Repository files navigation

coresets

Coreset Clustering on Small Quantum Computers

This code was used to generate the data and plots in the paper: https://doi.org/10.3390/electronics10141690. This work explores the use of coresets - small sets of data which accurately summarize a larger data set - to fit large machine learning problems onto small quantum computers.

The bulk on the code is contained in the kMeans directory. The benchmark data sets used in the paper are contained in the Datasets directory stored as binary .npy files (see https://numpy.org/doc/stable/reference/generated/numpy.load.html).
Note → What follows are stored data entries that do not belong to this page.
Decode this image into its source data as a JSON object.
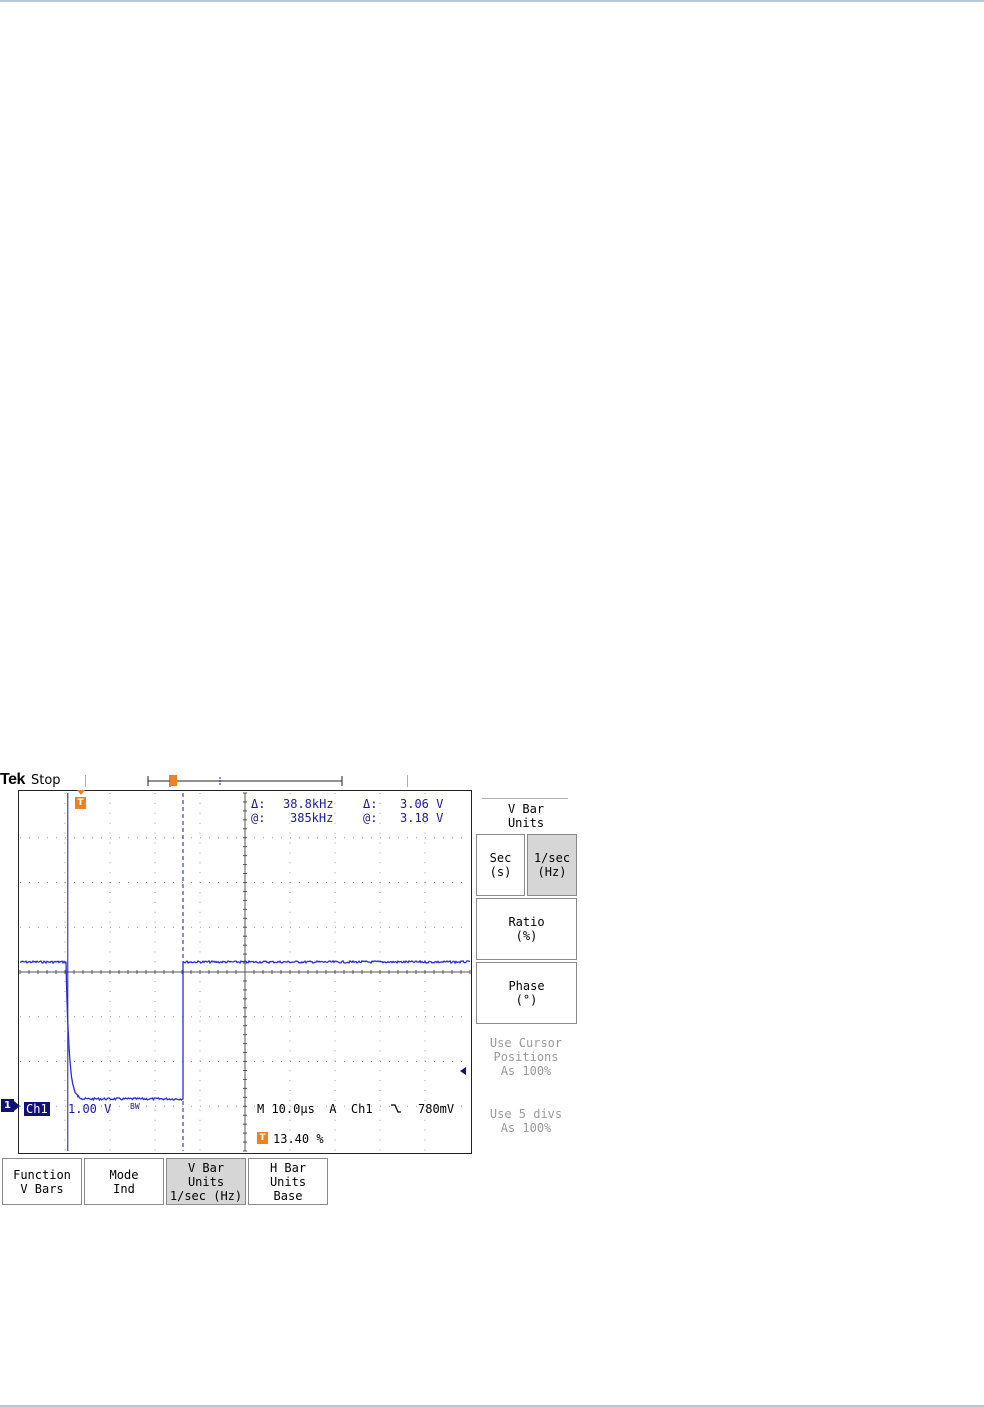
{
  "header": {
    "logo": "Tek",
    "status": "Stop"
  },
  "readouts": {
    "delta_h_symbol": "Δ:",
    "delta_h_value": "38.8kHz",
    "at_h_symbol": "@:",
    "at_h_value": "385kHz",
    "delta_v_symbol": "Δ:",
    "delta_v_value": "3.06 V",
    "at_v_symbol": "@:",
    "at_v_value": "3.18 V"
  },
  "channel": {
    "marker": "1",
    "label": "Ch1",
    "scale": "1.00 V",
    "bw_icon": "BW"
  },
  "timebase": {
    "text": "M 10.0µs  A  Ch1",
    "slope_icon": "falling-edge-icon",
    "trigger_level": "780mV"
  },
  "trigger_position": {
    "flag": "T",
    "value": "13.40 %"
  },
  "side_menu": {
    "title_line1": "V Bar",
    "title_line2": "Units",
    "sec_line1": "Sec",
    "sec_line2": "(s)",
    "hz_line1": "1/sec",
    "hz_line2": "(Hz)",
    "ratio_line1": "Ratio",
    "ratio_line2": "(%)",
    "phase_line1": "Phase",
    "phase_line2": "(°)",
    "use_cursor_line1": "Use Cursor",
    "use_cursor_line2": "Positions",
    "use_cursor_line3": "As 100%",
    "use_5div_line1": "Use 5 divs",
    "use_5div_line2": "As 100%"
  },
  "bottom_menu": [
    {
      "line1": "Function",
      "line2": "V Bars",
      "line3": ""
    },
    {
      "line1": "Mode",
      "line2": "Ind",
      "line3": ""
    },
    {
      "line1": "V Bar",
      "line2": "Units",
      "line3": "1/sec (Hz)"
    },
    {
      "line1": "H Bar",
      "line2": "Units",
      "line3": "Base"
    }
  ],
  "colors": {
    "trace": "#2a2ae0",
    "cursor": "#1a1aa0",
    "trigger": "#f08020",
    "selected_button": "#d6d6d6"
  },
  "waveform": {
    "time_per_div_us": 10.0,
    "volts_per_div": 1.0,
    "high_level_v": 0.0,
    "low_level_v": -3.06,
    "fall_time_us": 0.6,
    "low_start_us": 1.2,
    "rise_time_us": 26.0,
    "cursor1_time_us": 0.4,
    "cursor2_time_us": 26.0
  }
}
The code for generating the coresets studied in the paper are contained in coreset.py.

The file kmeans_qaoa.py contains all of the functions used to solve the k-means clustering problem using the Quantum Approximate Optimization Algorithm (QAOA). The functions within this file load in and plot the coreset points, construct and optimize the variational QAOA circuit, and execute them on real IBMQ hardware. The jupyter notebook qaoa.ipynb is a useful demonstration of these functions.

The catdog.ipynb, cifar10.ipynb, epilepsy.ipynb, pulsar.ipynb, synthetic.ipynb, val2017.ipynb, and yeast.ipynb notebooks were used to generate the coreset comparison results in the paper.